La Universidad española lleva adoleciendo patológicamente un estado de constante reforma desde 1983. Si bien entonces las reformas estuvieron justificadas para modernizar las universidades españolas, muchas de las posteriores reformas y contrarreformas aprobadas por diferentes gobiernos apoyados en un maremágnum de indicadores de excelencia y especialización, pero con un velado trasfondo ideológico, no han ayudado a afianzar el modelo de Universidad que necesita la sociedad española actual. Como ejemplo ilustrativo, en febrero de 2015 se aprobó una modificación en el sistema de títulos universitarios [1] sin haber realizado aún la primera evaluación de los títulos impartidos conforme la LOMLOU. Esto revela la arbitraria cadencia de las reformas en España y su volatilidad.

La Universidad en España está sometida a un constante cuestionamiento, a pesar del nacimiento de la Agencia Nacional de Evaluación de la Calidad y Acreditación (ANECA) [2] y sus homólogas regionales. En febrero de 2013, una comisión de expertos, nombrada por el Ministerio de Educación, Cultura y Deporte con el objetivo de modernizar, internacionalizar y mejorar la calidad de las universidades, de modo progresivo, entregó el documento titulado “Propuestas para la reforma y mejora de la calidad y eficiencia del sistema universitario español” [3], que recibió duras críticas pero que sirvió para inspirar el contenido de los reales decretos donde se modificaba la acreditación nacional para el acceso a los cuerpos docentes universitarios y el de creación, reconocimiento, autorización y acreditación de universidades y centros universitarios.
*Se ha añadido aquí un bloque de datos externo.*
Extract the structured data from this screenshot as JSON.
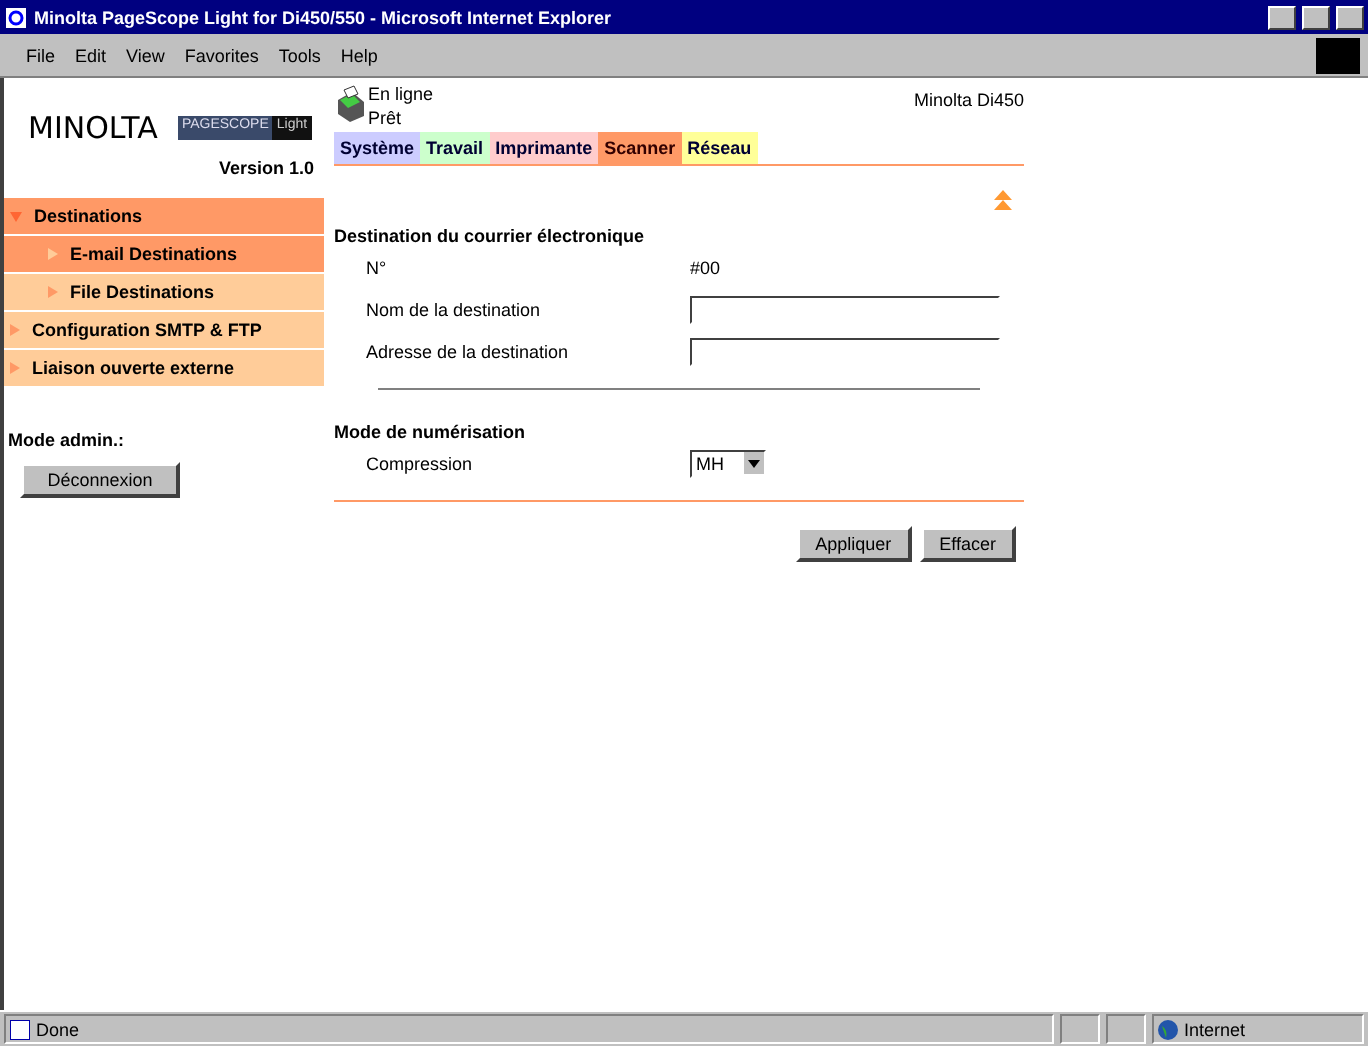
{
  "window": {
    "title": "Minolta PageScope Light for Di450/550 - Microsoft Internet Explorer"
  },
  "menu": [
    "File",
    "Edit",
    "View",
    "Favorites",
    "Tools",
    "Help"
  ],
  "logo": {
    "brand": "MINOLTA",
    "product": "PAGESCOPE",
    "product_suffix": "Light",
    "version": "Version 1.0"
  },
  "status": {
    "lines": [
      "En ligne",
      "Prêt"
    ],
    "device": "Minolta Di450"
  },
  "tabs": [
    {
      "label": "Système",
      "color": "#ccccff",
      "selected": false
    },
    {
      "label": "Travail",
      "color": "#ccffcc",
      "selected": false
    },
    {
      "label": "Imprimante",
      "color": "#ffcccc",
      "selected": false
    },
    {
      "label": "Scanner",
      "color": "#ff9966",
      "selected": true
    },
    {
      "label": "Réseau",
      "color": "#ffff99",
      "selected": false
    }
  ],
  "sidebar": {
    "items": [
      {
        "label": "Destinations",
        "expanded": true,
        "selected": true,
        "children": [
          {
            "label": "E-mail Destinations",
            "selected": true
          },
          {
            "label": "File Destinations",
            "selected": false
          }
        ]
      },
      {
        "label": "Configuration SMTP & FTP",
        "expanded": false,
        "selected": false
      },
      {
        "label": "Liaison ouverte externe",
        "expanded": false,
        "selected": false
      }
    ],
    "admin_label": "Mode admin.:",
    "logout_button": "Déconnexion"
  },
  "sections": [
    {
      "title": "Destination du courrier électronique",
      "rows": [
        {
          "kind": "text",
          "label": "N°",
          "value": "#00"
        },
        {
          "kind": "input",
          "label": "Nom de la destination"
        },
        {
          "kind": "input",
          "label": "Adresse de la destination"
        }
      ]
    },
    {
      "title": "Mode de numérisation",
      "rows": [
        {
          "kind": "select",
          "label": "Compression",
          "value": "MH"
        }
      ]
    }
  ],
  "buttons": [
    "Appliquer",
    "Effacer"
  ],
  "status_bar": {
    "text": "Done",
    "zone": "Internet"
  }
}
En 2021 se aprobó el RD por el que se establece la Ordenación de las Enseñanzas Oficiales en el Sistema Universitario Español [4]. También se aprobó el nuevo RD que se establece la creación, adscripción, autorización y acreditación de universidades y centros universitarios [5] y la derogación del Decreto de 8 de septiembre de 1954 que regulaba el Reglamento de disciplina académica de los Centros oficiales de Enseñanza Superior y de Enseñanza Técnica [6]La nueva Ley de Universidades (LOSU) [7] está prevista para comienzos de 2023, que incluirá el (primer) Estatuto del Personal Docente e Investigador, después de 10 años de su anuncio.

A este escenario, hay que añadirle el estado de opinión que crean los medios de comunicación [9] cada vez que aparece un caso de corrupción [10], [11], abusos [12], [13], endogamia [14], [15], científicos de élite no acreditados [16], fraudes científicos [17, 18, 19, 20]… A esta exposición mediática hay que añadir las opiniones de profesores universitarios, identificados como tales, en redes sociales o periódicos [21], donde cuestionan con beligerancia la calidad de la universidad pública o de su propia universidad, en un discurso demagógico y sin autocrítica. Estas manifestaciones públicas dañan la imagen de la institución y cualquier servicio de inspección podría entrar de oficio al considerarlas “actuaciones impropias del profesorado universitario”. 

A pesar de las reformas, es especialmente preocupante la sistémica falta de financiación de las Universidades públicas españolas que debilitan, entre otras, las políticas de recursos humanos, del Personal Investigador en Formación como del PDI laboral, y con ello impiden la renovación natural de una plantilla cada vez más envejecida. En octubre 2020, el informe elaborado por la Autoridad Independiente de Responsabilidad Fiscal (AIReF) sobre el sistema universitario público andaluz [22] proponía una batería de medidas para mejorar su eficiencia y eficacia, entre las que se encontraban la eliminación de ciertos grados. Sin duda, las conclusiones de este informe sirvieron para forjar el nuevo sistema de financiación de las universidades públicas andaluzas [23].

El debate de la universidad pública es obligado pero debe hacerse de manera sosegada, razonada, apoyado en datos contrastables, con relativa periodicidad y siempre en el seno de la propia universidad. Después, por transparencia, toca publicar las conclusiones o acciones acordadas.